THE DEVIL… Write about someone giving in to temptation
He really shouldn't do it. It was a bad idea. A very bad idea. It was always a bad idea. Nothing good would come from it and he'd regret his actions soon after.
But it was just there begging for him. Taunting him. He needed it. It wouldn't hurt that much would it? His fingers twitched, wanting to obey his longing.
Eric shook his head firmly, trying to rid himself of the tempting thoughts, and clenched his hands into fists.
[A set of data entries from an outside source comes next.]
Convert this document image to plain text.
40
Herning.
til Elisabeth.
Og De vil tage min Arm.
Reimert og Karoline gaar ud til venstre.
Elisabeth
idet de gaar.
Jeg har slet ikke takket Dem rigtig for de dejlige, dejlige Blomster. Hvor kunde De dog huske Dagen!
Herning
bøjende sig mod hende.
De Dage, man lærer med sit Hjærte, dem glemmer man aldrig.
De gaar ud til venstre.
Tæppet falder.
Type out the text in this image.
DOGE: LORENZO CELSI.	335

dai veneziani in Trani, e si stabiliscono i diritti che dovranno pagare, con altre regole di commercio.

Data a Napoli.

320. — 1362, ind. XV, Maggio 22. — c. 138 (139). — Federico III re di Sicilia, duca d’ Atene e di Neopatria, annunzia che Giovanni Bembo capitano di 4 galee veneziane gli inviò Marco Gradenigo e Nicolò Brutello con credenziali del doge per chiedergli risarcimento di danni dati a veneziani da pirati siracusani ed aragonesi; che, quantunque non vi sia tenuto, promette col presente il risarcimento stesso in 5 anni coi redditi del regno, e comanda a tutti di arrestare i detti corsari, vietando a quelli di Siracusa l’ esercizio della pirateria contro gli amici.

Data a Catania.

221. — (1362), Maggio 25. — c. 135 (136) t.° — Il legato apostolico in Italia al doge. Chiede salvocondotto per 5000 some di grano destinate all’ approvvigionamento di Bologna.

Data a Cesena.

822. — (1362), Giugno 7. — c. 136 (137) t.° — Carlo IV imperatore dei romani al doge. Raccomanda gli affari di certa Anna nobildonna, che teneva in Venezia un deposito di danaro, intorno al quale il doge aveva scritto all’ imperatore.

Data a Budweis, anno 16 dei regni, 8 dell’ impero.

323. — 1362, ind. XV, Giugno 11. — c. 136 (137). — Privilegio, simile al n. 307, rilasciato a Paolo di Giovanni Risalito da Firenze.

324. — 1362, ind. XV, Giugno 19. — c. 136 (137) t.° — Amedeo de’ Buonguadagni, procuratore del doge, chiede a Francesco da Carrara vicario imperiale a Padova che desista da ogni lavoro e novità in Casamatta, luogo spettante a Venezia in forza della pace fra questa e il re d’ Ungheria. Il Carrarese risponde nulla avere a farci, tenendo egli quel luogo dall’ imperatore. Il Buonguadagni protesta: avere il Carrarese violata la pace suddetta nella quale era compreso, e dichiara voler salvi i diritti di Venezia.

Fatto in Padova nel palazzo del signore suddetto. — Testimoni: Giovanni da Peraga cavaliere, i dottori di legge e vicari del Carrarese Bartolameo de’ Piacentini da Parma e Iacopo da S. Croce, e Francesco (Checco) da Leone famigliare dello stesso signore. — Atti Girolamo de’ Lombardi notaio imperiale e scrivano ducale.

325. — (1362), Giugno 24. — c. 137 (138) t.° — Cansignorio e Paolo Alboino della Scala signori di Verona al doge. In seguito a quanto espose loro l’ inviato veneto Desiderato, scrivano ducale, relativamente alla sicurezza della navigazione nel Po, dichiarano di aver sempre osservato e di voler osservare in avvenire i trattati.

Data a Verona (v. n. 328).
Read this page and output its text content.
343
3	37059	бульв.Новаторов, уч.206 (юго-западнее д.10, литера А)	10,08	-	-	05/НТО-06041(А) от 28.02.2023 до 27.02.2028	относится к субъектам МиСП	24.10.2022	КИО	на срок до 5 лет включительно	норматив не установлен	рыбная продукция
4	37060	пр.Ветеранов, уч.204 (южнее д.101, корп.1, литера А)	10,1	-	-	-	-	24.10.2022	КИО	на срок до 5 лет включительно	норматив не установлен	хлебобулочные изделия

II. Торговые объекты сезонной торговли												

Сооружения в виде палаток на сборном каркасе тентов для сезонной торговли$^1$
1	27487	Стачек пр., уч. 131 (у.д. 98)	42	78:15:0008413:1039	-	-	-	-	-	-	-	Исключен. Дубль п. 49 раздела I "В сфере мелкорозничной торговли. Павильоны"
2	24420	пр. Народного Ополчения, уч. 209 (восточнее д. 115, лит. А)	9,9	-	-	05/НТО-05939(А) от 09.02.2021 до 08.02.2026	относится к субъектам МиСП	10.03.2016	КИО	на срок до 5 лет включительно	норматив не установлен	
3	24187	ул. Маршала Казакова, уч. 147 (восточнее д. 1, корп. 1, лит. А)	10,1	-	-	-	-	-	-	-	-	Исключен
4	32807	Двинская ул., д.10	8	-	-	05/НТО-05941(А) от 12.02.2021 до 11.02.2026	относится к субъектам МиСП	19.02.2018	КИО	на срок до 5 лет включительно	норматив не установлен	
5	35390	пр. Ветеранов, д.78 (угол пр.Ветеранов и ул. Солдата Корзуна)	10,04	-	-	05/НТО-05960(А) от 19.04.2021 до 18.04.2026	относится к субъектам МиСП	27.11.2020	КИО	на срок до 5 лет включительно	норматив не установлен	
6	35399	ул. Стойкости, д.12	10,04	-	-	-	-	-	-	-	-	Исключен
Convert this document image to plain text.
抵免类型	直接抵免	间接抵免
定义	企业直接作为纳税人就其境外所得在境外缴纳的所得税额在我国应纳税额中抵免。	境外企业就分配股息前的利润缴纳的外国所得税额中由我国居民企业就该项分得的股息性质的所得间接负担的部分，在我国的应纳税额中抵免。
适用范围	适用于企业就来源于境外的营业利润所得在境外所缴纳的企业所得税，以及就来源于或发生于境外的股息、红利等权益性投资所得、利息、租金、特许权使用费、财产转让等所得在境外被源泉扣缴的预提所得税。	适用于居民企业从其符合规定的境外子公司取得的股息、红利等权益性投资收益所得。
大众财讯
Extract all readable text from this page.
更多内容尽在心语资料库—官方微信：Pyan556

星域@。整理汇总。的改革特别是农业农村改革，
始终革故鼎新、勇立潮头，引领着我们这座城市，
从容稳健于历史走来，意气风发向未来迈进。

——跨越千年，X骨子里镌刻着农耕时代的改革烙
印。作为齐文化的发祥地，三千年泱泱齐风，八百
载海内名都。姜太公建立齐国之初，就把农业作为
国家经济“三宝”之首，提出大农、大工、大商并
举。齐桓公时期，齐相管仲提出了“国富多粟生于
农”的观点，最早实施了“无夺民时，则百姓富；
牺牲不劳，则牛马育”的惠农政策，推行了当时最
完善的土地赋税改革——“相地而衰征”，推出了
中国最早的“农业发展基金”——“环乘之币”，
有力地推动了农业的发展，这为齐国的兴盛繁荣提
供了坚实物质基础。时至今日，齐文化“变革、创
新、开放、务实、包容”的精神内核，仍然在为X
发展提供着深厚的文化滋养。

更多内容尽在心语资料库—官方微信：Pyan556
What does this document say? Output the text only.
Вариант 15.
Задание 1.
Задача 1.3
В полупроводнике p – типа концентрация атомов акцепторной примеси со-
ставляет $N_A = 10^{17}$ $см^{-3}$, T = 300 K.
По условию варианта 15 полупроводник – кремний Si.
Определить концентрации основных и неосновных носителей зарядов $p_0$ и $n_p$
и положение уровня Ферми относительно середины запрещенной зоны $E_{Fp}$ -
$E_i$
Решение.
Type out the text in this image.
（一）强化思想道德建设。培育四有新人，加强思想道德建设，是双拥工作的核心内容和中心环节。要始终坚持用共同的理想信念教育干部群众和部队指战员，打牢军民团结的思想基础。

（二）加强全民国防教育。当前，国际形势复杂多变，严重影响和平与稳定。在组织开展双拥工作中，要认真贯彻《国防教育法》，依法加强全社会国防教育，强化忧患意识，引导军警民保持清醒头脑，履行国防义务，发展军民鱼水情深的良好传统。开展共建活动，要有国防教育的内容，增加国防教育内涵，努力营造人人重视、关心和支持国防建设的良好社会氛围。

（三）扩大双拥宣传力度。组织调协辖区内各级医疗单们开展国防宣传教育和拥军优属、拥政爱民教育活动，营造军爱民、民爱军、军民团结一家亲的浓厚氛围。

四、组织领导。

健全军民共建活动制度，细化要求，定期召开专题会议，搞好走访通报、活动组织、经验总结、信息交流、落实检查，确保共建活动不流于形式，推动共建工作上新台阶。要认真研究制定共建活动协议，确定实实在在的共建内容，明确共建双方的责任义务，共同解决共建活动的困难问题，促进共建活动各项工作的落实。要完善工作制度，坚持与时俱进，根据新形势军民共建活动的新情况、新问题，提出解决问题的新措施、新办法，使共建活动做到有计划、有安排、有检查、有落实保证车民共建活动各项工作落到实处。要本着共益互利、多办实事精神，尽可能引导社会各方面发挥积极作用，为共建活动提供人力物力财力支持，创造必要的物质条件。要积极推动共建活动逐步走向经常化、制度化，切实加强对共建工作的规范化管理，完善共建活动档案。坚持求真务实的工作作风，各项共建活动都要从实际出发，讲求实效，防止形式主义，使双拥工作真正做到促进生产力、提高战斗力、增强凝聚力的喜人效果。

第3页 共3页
Of course, it would hurt. Hadn't he learned from every other time? Apparently, not as there was more than one 'other time'. More than a dozen actually but he'd never admit to more than half that if pressed. He drummed his feet on the floor, his computer chair for once not in its proper ergonomic position. It was easier to fly across the room in it this way. He'd been doing that a lot today, it was fun. Why hadn't he thought doing it before?
Eric spun his chair around and pushed himself over to the table. Well, in the vague direction of it. These chairs were hard to steer. Almost immediately, his stomach collided with the corner.
"Oww," he whined out loud, rubbing the afflicted area.
He pouted at the culprit. This was why he didn't travel by chair. Too many opportunities for him to injure himself. It was surprising that Hetty hadn't made a rule about it already. Probably because he wasn't idiotic enough to do it in front of her.
It hadn't moved even with him making the whole desk shake. Eric frowned at it. Who even brought it in anyway? It certainly wasn't him; he knew the rules and he'd certainly never ever break them. Not while Hetty was in the building, which she was. He wasn't stupid.
He'd already gotten disapproving looks for his behaviour this morning from her, he didn't need them to turn into glares.
He shuddered visibly at the thought. He definitely had to calm down some. It was sort of out of his control though.
That third pancake slathered in syrup and sprinkles was definitely a bad idea in hindsight. Especially since the pancakes had been previewed by half an Easter egg and followed by one of those chocolate energy bars, he inexplicably had in his car.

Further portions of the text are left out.